L’articolo fa un po’ di confusione secondo me…
Partiamo dal grido relativo a quelli che percepiscono meno
di 500 euro di pensione al mese. Per queste persone si parla di spese per rossi
bancari e per commissioni… Ma in quante di queste persone hanno un conto
bancario?
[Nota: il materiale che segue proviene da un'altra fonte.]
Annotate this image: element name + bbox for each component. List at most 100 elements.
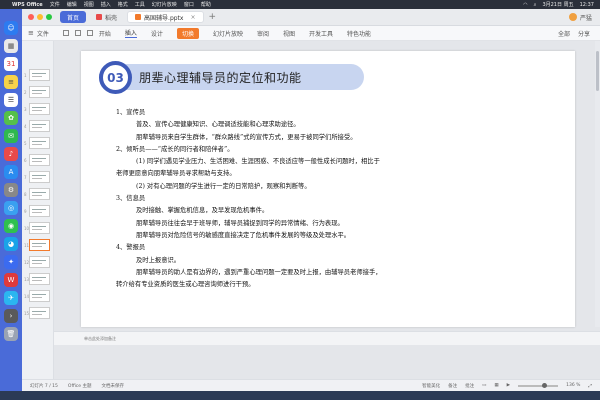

Con quella cifra, datosi che non vi è obbligo di averlo (questo vale
per le pensioni oltre quell’importo) credo che un pensionato attento abbia
eliminato sicuramente quella spesa.
Inoltre l cosiddetto disagio sarebbe limitato al primo mese,
poi la cosa ritorna alla normalità… mi ricorda molto quando c’è il cambio di
orario e si dice che si dormirà un’ora in più o in meno… peccato che valga solo
per quel giorno lì e non per sempre…
Infine mi preme sottolineare come i sindacati dovrebbero
fare altre battaglie, come quelle sugli stipendi d’oro di alcuni loro iscritti,
o come sulla legge che nella scuola permette a un sindacalista di prendere una
pensione integrativa con sistema retributivo calcolato sull’ultima mensilità
presa da un sindacato, come evidenziato da un recente servizio delle Iene.